Tuesday, November 15, 2016

"Food Poisoning and Politics"


  Last Tuesday, my psyche took a full-frontal attack that left me dazed throughout the week.  I arrived home shell-shocked after a rough day at work. One look at me, and my son suggested we eat out for dinner instead of settling for Plain Jane meatloaf. 
  Desiring to give myself a boost, I proposed that we try a new restaurant that had opened recently just around the corner. My nephew thought it would be fun to join us, and so we waited for my husband’s 5:30 arrival before heading out.
  David grabbed the first available parking spot as we could see that the new place already did a booming business. Our chippie waitress highlighted her personal favorites, and we decided to begin our meal with fried pickles paired with a Ranch Dressing and the restaurant’s special blend.
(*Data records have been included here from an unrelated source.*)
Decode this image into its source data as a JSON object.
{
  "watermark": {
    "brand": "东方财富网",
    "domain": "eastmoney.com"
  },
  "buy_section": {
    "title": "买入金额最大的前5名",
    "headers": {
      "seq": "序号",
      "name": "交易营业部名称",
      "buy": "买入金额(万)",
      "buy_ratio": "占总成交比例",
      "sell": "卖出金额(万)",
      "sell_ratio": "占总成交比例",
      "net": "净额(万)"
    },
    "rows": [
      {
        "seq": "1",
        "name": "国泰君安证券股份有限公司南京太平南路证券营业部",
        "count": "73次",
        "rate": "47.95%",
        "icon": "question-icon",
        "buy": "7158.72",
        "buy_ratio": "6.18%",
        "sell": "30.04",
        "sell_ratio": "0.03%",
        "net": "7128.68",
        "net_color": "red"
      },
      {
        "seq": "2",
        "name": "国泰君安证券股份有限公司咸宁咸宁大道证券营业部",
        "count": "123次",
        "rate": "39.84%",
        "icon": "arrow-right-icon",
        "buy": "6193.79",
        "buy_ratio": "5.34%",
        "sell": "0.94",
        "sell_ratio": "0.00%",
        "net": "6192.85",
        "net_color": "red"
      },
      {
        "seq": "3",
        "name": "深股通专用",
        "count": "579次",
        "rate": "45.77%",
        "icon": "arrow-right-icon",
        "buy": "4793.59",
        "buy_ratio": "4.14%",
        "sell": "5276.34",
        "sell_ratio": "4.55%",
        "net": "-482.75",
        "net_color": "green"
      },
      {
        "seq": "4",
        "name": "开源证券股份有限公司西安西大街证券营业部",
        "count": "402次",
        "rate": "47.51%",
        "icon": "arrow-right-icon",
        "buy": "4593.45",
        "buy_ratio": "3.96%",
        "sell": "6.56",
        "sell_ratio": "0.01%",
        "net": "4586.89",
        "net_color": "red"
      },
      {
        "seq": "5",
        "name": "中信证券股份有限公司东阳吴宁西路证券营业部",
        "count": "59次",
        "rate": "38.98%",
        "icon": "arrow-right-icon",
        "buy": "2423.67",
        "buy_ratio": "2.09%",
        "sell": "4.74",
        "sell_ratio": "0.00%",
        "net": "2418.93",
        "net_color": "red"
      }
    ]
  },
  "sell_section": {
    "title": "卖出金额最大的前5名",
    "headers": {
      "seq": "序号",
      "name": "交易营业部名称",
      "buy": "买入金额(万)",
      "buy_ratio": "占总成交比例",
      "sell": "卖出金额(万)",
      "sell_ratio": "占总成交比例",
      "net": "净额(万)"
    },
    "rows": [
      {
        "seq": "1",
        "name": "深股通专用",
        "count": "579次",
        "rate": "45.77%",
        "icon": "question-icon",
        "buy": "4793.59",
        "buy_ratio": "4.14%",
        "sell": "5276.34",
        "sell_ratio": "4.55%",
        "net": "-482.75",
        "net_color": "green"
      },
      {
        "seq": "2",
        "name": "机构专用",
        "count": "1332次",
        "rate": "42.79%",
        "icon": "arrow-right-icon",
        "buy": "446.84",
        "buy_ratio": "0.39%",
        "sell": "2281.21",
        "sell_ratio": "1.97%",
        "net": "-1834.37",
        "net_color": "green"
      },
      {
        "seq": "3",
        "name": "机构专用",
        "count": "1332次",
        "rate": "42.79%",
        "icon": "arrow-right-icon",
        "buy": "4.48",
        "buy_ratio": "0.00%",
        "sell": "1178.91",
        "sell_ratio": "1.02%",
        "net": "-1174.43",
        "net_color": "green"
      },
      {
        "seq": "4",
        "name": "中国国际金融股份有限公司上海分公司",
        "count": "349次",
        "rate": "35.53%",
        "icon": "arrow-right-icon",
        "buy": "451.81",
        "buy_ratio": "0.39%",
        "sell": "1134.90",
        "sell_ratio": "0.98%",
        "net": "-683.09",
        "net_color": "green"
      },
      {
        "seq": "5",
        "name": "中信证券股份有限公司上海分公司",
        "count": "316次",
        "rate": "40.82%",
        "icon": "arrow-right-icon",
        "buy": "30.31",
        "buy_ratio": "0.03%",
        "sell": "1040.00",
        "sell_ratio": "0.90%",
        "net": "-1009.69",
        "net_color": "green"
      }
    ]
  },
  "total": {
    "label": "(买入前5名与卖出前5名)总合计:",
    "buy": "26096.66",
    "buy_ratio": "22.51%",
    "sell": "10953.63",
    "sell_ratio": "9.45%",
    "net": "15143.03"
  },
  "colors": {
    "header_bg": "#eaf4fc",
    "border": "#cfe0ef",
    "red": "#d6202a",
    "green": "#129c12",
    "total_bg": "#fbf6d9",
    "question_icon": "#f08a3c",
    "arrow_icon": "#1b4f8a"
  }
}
  By 1:30 AM, I knew the wrenching intestinal pain that wracked though my body could only be food poisoning. Some tiny microbe sent my entire gut into “Warning! Warning! WARNING!” alarms. That toxin, no matter how minute, drove my system into protective hyper-drive. 
  For the next seventeen hours, I flushed out every sweet potato French fry, fried pickle with Ranch dressing, and burger bit that lingered in my stomach and intestines.
  My body defenses knew to purge this danger.
  It responded rapidly to the threat.
  It won.
  And while this germ battle raged within, I barely noticed national events. My peripheral senses picked up another visceral response occurring, but on a massive scale. As protests grew, my foggy brain toggled through Facebook and Twitter feeds, and I realized many Americans simply don’t understand the psychological and sociological necessity for hundreds of thousands of people to take to the streets to protest against an election they know they cannot change.  
  Protest in our country is not unpatriotic.
  Protest is not the product of childish, whining people who need to “put on their big boy pants” and “grow-up.”
  Protest provides our political “bodies” one way of purging something harmful and dangerous.
         For many of us, the placement of someone like Trump into the White House represents the beginning of an infestation of venomous mindsets. We know our election process put this man into power. We know we’ll honor the change because this transfer of power is one of the fundamental strengths of our country and the Constitution.
          But, like my gut forcing out poison, the discord of protest can possibly end with a cleansing.